Leading equity manager says the market is leaving tail risk behind
The Australian equities market was in a “sweet spot for risk assets” in 2013 as tail risk receded and monetary policy provided a “positive backdrop,” according to a leading fund manager from Tyndall Investment Management.
Tyndall’s head of Australian equities, Bob Van Munster, addressed a media lunch last week and said that the fund manager – now 12 months into ownership by Japan’s Nikko Asset Management – was on the positive side of market sentiment for 2013.
“The bears see the ASX coming back to 4200, the bulls see it pushing beyond 5000 points,” said Munster.
“We are not that bullish, but we are optimistic.”

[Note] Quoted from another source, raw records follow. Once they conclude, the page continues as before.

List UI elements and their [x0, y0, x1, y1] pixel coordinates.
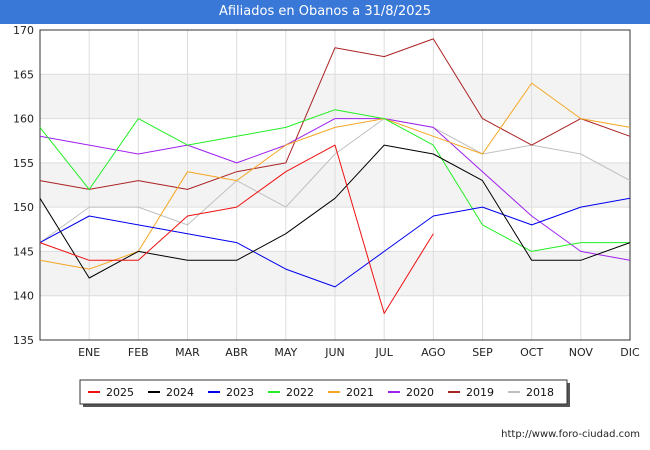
chart-title-bar: Afiliados en Obanos a 31/8/2025 [0, 0, 650, 24]
source-credit: http://www.foro-ciudad.com [501, 429, 640, 440]
legend-label-2024: 2024 [166, 386, 194, 399]
series-line-2019 [39, 38, 631, 190]
y-tick-label: 170 [13, 24, 34, 37]
series-line-2022 [39, 109, 630, 252]
y-tick-label: 150 [13, 201, 34, 214]
y-tick-label: 145 [13, 245, 34, 258]
y-tick-label: 135 [13, 334, 34, 347]
y-tick-label: 160 [13, 113, 34, 126]
x-tick-label: NOV [569, 346, 594, 359]
y-tick-label: 140 [13, 290, 34, 303]
legend-label-2022: 2022 [286, 386, 314, 399]
plot-frame [39, 29, 631, 341]
x-tick-label: AGO [421, 346, 446, 359]
legend: 2025 2024 2023 2022 2021 2020 2019 2018 [79, 379, 570, 407]
x-tick-label: JUL [374, 346, 393, 359]
x-tick-label: JUN [324, 346, 345, 359]
x-tick-label: MAR [175, 346, 200, 359]
y-tick-labels: 135 140 145 150 155 160 165 170 [13, 24, 34, 347]
legend-label-2021: 2021 [346, 386, 374, 399]
series-lines [39, 38, 631, 314]
x-tick-labels: ENE FEB MAR ABR MAY JUN JUL AGO SEP OCT NOV DIC [78, 346, 640, 359]
x-tick-label: MAY [274, 346, 297, 359]
legend-box [79, 379, 568, 405]
y-tick-label: 165 [13, 68, 34, 81]
chart-title: Afiliados en Obanos a 31/8/2025 [218, 4, 432, 19]
legend-label-2019: 2019 [466, 386, 494, 399]
axes [39, 29, 631, 341]
x-tick-label: DIC [620, 346, 640, 359]
series-line-2020 [39, 118, 631, 261]
series-line-2023 [39, 197, 631, 288]
y-tick-label: 155 [13, 157, 34, 170]
x-tick-label: ENE [78, 346, 100, 359]
series-line-2025 [39, 144, 434, 314]
legend-label-2020: 2020 [406, 386, 434, 399]
legend-label-2018: 2018 [526, 386, 554, 399]
x-tick-label: ABR [225, 346, 248, 359]
x-tick-label: SEP [472, 346, 493, 359]
legend-label-2023: 2023 [226, 386, 254, 399]
x-tick-label: FEB [128, 346, 149, 359]
series-line-2024 [39, 144, 631, 279]
legend-label-2025: 2025 [106, 386, 134, 399]
x-tick-label: OCT [520, 346, 543, 359]
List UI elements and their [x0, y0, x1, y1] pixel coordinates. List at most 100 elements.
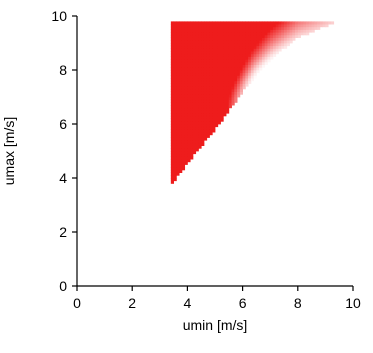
heatmap-cell: [245, 64, 249, 68]
heatmap-cell: [203, 80, 208, 84]
heatmap-cell: [217, 59, 221, 63]
heatmap-cell: [297, 26, 301, 30]
heatmap-cell: [253, 59, 257, 63]
heatmap-cell: [195, 34, 199, 38]
heatmap-cell: [217, 70, 221, 74]
heatmap-cell: [256, 64, 260, 68]
heatmap-cell: [270, 45, 274, 49]
heatmap-cell: [261, 32, 266, 36]
heatmap-cell: [173, 153, 177, 157]
heatmap-cell: [270, 37, 274, 41]
heatmap-cell: [198, 61, 202, 65]
heatmap-cell: [181, 124, 186, 128]
heatmap-cell: [226, 88, 230, 92]
heatmap-cell: [170, 64, 174, 68]
heatmap-cell: [330, 21, 335, 25]
heatmap-cell: [173, 145, 177, 149]
heatmap-cell: [170, 40, 174, 44]
heatmap-cell: [275, 45, 279, 49]
heatmap-cell: [176, 134, 180, 138]
heatmap-cell: [281, 29, 285, 33]
heatmap-cell: [212, 75, 216, 79]
heatmap-cell: [198, 64, 202, 68]
heatmap-cell: [173, 34, 177, 38]
heatmap-cell: [184, 137, 188, 141]
heatmap-cell: [231, 21, 235, 25]
heatmap-cell: [239, 70, 243, 74]
heatmap-cell: [215, 29, 219, 33]
heatmap-cell: [190, 51, 194, 55]
heatmap-cell: [187, 67, 191, 71]
x-tick-label: 10: [345, 295, 361, 311]
heatmap-cell: [228, 105, 232, 109]
heatmap-cell: [231, 29, 235, 33]
heatmap-cell: [179, 148, 183, 152]
heatmap-cell: [173, 32, 177, 36]
heatmap-cell: [261, 53, 266, 57]
heatmap-cell: [190, 70, 194, 74]
heatmap-cell: [176, 167, 180, 171]
heatmap-cell: [270, 32, 274, 36]
heatmap-cell: [226, 48, 230, 52]
heatmap-cell: [173, 161, 177, 165]
heatmap-cell: [187, 43, 191, 47]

Van Munster said that while Australian consumers were still paying down debt and while he was wary of the prospects for businesses exposed to consumer sentiment, corporate Australia had deleveraged and “corporate balance sheets are in good shape.”
“There’s also the issue of the continued high Australian dollar environment,” he said. “In 2011, the Australian dollar increased 13 per cent in value but it was essentially flat last year.
“It’s taken a while for corporates to realise that the currency is not going to revert, so what we see now is companies recasting their cost bases around current levels.”
This process, said Van Munster, would help “deliver productivity gains” which would flow through to improved earnings.
Another factor driving the sharemarket, he said, was the movement of money out of term deposits and credit and into equities.
“The chase for yield will still be there in 2013,” he said.
“And when that happens, and with interest rates low, there is naturally a growth in equities.”